Antioch University New England is proud to announce the publication of the dissertation by Anna Mooney, PhD, a 2025 graduate of the PhD Program in Environmental Studies and Sustainability. Her dissertation, Avoiding Racial Equity Detours: Racial Equity Trainers’ Visions of Racially Equitable Residential Environmental Education, offers a timely and critical contribution to the field of environmental education.
In this innovative study, Mooney explores how racial equity trainers envision racially equitable residential environmental education (REE), a question that strikes at the core of persistent systemic inequities in the field. Although racial justice has long been a theme in environmental scholarship, actual practice continues to be shaped by systemic power structures and equity detours that impede transformative change.
Using constructivist grounded theory and the relational methodology of portraiture, Dr. Mooney conducted one-hour virtual interviews with six racial equity trainers, followed by a two-hour virtual focus group and a 30-minute “dissertation reality check.” Through iterative coding and constant comparison, her analysis revealed four defining characteristics of racially equitable REE.
First, equitable REE must offer a clear alternative to Whiteness by acknowledging and addressing the harm it causes to Black, Indigenous, and People of Color (BIPOC).
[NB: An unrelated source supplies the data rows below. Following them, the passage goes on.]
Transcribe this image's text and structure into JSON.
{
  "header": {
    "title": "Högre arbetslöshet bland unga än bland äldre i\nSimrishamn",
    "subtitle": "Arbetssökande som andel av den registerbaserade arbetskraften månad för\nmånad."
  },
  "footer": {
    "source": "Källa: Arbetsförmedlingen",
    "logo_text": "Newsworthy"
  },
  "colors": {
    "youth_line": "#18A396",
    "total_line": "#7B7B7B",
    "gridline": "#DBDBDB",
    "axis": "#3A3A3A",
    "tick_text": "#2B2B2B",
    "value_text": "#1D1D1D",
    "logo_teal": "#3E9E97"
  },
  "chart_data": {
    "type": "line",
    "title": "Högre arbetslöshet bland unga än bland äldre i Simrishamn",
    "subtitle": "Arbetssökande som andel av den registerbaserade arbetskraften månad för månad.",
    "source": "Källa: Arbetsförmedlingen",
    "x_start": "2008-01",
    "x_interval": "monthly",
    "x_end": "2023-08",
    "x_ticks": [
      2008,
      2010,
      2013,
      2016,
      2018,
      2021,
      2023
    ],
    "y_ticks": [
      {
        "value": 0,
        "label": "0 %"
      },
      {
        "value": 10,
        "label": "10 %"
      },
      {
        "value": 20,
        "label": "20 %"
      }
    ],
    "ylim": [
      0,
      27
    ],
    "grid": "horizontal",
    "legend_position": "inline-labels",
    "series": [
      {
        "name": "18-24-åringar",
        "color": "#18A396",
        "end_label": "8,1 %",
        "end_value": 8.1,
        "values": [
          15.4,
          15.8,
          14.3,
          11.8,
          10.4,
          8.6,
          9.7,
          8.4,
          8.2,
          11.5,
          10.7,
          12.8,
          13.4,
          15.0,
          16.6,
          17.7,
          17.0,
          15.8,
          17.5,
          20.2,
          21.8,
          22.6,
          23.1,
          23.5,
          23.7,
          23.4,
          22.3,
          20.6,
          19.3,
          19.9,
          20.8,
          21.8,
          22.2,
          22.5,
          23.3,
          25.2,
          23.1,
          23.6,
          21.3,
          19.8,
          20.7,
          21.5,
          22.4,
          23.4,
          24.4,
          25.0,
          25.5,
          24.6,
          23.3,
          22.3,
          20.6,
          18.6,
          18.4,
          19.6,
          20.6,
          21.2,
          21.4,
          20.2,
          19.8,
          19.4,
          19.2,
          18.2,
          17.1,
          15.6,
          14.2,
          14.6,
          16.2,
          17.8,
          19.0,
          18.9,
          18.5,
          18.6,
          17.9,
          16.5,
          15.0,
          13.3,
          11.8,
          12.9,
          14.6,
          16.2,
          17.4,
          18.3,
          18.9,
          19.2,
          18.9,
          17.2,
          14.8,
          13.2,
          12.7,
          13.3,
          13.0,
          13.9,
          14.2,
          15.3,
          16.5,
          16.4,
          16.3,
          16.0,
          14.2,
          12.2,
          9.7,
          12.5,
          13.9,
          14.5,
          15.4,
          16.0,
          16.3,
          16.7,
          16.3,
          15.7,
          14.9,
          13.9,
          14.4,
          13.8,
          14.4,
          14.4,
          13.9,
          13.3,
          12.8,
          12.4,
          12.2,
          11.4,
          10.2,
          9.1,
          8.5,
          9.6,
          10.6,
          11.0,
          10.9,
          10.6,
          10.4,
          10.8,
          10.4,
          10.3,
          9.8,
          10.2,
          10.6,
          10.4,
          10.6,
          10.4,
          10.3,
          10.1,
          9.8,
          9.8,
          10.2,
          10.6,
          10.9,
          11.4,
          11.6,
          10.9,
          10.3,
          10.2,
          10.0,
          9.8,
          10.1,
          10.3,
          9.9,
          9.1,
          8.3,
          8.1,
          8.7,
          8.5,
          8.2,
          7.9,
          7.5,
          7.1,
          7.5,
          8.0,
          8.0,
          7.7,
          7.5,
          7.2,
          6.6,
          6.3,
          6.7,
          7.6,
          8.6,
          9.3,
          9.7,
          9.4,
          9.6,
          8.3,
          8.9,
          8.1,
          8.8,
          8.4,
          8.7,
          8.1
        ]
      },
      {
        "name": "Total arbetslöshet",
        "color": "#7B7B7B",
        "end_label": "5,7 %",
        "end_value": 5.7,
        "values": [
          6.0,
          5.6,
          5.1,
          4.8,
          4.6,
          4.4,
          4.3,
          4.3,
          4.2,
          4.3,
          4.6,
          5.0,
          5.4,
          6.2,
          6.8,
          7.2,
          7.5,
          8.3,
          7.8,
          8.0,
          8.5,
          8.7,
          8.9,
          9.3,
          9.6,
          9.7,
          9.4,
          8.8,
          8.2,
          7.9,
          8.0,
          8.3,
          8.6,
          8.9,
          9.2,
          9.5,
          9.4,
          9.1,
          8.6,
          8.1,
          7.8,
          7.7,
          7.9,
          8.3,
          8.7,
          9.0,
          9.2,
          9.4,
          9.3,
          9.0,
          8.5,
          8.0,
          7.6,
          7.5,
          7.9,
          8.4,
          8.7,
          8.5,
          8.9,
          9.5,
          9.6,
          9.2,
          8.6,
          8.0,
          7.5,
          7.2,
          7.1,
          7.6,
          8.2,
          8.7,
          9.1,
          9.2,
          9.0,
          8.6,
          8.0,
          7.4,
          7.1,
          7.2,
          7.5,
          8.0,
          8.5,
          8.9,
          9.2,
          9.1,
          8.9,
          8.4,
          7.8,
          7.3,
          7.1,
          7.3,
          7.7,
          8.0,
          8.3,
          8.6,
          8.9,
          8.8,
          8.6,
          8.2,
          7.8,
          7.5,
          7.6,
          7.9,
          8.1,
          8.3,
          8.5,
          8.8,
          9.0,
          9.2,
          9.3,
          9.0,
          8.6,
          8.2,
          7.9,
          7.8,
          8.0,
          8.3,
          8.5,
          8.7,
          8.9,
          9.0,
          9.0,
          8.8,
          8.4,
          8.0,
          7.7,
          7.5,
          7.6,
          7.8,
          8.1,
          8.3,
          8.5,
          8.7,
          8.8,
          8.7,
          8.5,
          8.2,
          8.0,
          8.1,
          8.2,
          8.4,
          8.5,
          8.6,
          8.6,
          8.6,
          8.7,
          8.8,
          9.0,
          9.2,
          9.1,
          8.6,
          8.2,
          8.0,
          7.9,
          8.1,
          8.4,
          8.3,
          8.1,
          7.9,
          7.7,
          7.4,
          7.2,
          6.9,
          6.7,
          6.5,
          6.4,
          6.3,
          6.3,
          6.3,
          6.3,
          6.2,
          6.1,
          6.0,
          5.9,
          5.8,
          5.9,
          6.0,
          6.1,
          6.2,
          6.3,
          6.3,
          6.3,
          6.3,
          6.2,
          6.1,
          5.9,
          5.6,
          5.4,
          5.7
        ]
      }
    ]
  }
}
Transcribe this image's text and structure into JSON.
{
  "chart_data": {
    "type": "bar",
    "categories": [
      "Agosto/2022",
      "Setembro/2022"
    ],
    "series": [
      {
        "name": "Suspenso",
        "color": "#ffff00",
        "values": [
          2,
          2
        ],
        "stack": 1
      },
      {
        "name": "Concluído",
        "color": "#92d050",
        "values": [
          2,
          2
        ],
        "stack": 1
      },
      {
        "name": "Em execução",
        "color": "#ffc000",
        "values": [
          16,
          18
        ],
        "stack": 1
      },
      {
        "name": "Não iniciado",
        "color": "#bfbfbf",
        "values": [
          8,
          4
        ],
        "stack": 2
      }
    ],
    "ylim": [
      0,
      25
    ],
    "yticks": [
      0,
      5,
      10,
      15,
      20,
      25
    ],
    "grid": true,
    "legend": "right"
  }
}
This includes recognizing how systemic racism operates within educational spaces. Second, racially equitable REE must be rooted in BIPOC environmental perspectives, ensuring that BIPOC worldviews shape the development and delivery of programs. Third, the intentional selection and long-term support of BIPOC leadership is essential, addressing representation and power dynamics within organizations.
Fourth, a racially equitable program creates a space where BIPOC students belong and are viewed as assets, with their identities actively shaping the relational and emotional environment of the learning experience.
Mooney further identifies four critical recommendations for avoiding common equity detours in REE: to critically examine Whiteness to avoid pacing-for-privilege; connect Whiteness to environmental education to avoid superficial celebrations of diversity; decenter Whiteness to avoid essentializing non-White cultures; and disempower Whiteness to reject deficit-based ideologies. Rather than offering a fixed framework, the model she proposes is an embodied, practice-oriented approach informed by the lived wisdom of racial equity practitioners.
With more than 14 years of experience as an environmental educator and researcher, Mooney has designed and led inclusive environmental programs that have served over 150 school groups annually. Her professional background includes research and evaluation work at the Wildlife Conservation Society—supporting the Brooklyn Aquarium and Bronx Zoo’s Madagascar exhibit—and an internship at the Institute for Learning Innovation, grounding her practice in visitor studies and program assessment.
Mooney holds a Master of Science in Interdisciplinary Environmental Studies from Antioch University New England, a Master of Arts in Psychology from Hunter College (CUNY), and a Bachelor of Science in Biopsychology from Wagner College. As both a scholar and practitioner, she is committed to reimagining environmental education through the critical examination of Whiteness and to fostering inclusive, equity-driven learning environments where all students thrive.